Ankara may be a sabre rattling offensively [in the dispute over Mediterranean borders] but Athens’ maximum claim on the undersea gas is not fully covered legally either, says Nele Matz-Lück, professor of international law at Kiel University.

She’s a specialist on the international law on the sea and a judge in the constitutional court of Schleswig-Holstein state.

On the conflict over sovereign sea areas of small Aegean islands and the seabed resources Nele Matz-Lück says, “Turkey has a good point”.

She points out in an interview with the highly respected daily Süddeutsche Zeitung that the borders of the Turkish continental shelf – the main dispute – but also the borders Greece claims for its exclusive economic zone are unclear.

“It’s much too sweeping a statement that these sea areas all belong to Greece alone,” she said.

“Territorial waters are part of state area. Ships of other nations are only allowed to move through them peacefully, they are not allowed to prospect for raw materials there.

“By rule of thumb the continental shelf is the extension of the mainland on the seabed. Every coastal state is entitled to a continental shelf of at least 200 nautical miles [370.4 kilometres]. But that’s difficult because of the Aegean geography.

“At stake on the continental shelf is the right to extract resources like oil and gas. The exclusive economic zone is relevant to fisheries and wind turbines. But for an exclusive economic zone a state must have declared that it claims such a zone for itself. Greece has so far made no such declaration for the eastern Aegean.”

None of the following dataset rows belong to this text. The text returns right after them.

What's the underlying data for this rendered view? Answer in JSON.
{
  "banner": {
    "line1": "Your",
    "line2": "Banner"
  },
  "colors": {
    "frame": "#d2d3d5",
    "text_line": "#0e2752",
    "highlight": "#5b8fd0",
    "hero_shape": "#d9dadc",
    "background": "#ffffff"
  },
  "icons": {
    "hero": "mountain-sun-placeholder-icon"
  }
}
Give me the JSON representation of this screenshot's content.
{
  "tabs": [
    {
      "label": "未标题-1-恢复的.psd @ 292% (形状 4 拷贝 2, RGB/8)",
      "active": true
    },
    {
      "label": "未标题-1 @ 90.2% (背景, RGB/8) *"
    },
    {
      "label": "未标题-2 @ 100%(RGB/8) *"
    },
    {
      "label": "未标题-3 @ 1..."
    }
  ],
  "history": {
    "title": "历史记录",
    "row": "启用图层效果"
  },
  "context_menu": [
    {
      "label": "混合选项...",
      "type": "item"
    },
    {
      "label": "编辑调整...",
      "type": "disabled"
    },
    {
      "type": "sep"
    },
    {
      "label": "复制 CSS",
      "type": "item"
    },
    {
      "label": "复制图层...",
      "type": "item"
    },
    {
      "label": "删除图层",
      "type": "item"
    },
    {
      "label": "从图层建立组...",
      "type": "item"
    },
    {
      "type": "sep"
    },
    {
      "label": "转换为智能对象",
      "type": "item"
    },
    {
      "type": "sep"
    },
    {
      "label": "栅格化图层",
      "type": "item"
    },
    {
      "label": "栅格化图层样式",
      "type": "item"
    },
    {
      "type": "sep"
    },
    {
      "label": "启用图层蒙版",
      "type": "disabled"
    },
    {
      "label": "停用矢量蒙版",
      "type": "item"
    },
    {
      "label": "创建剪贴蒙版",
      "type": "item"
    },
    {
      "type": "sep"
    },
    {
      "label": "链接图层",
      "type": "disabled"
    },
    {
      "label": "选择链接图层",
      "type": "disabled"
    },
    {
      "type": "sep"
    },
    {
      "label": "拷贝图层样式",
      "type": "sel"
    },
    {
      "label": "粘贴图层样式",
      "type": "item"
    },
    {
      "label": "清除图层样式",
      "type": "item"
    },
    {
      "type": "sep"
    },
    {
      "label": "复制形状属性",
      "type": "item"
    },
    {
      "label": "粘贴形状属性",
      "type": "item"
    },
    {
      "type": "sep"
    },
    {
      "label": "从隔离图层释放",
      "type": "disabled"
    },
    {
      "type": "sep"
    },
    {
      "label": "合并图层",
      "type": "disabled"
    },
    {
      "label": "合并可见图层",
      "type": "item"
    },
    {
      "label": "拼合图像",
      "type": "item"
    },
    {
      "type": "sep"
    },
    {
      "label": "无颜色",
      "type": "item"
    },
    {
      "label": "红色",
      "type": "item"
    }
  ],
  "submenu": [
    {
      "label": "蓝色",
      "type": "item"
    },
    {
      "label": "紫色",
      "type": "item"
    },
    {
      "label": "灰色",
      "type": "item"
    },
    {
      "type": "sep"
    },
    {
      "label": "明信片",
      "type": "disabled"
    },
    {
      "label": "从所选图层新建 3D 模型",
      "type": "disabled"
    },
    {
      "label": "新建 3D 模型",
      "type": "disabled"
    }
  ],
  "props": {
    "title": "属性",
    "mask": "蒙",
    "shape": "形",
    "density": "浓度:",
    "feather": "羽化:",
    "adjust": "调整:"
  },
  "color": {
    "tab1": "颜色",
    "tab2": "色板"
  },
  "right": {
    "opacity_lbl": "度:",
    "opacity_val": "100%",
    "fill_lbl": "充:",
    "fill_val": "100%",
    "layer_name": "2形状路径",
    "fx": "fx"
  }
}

Professor Matz-Lück believes that if an arbitration board were to consider the tiny island of Kastellorizo, less than three kilometres from the Turkish coast, it would be most unlikely to rule completely in Athens’ favour. The line would not be drawn midway between the two.

Athens is claiming an exclusive economic zone many hundred times as large as Kastellorizo.

Maritime law and common law also provide for continental shelves and exclusive economic zones to islands. “Whether the islands and their sea zones would be fully taken into account in any delineation between Turkey and Greece is unclear. Efforts are under way in a court proceeding to find a just solution in differentiating between continental shelf and exclusive economic zone.”

The legal basis for all this is the 1982United Nations Convention for the Law of the Sea (UNCLOS), which Ankara has not signed.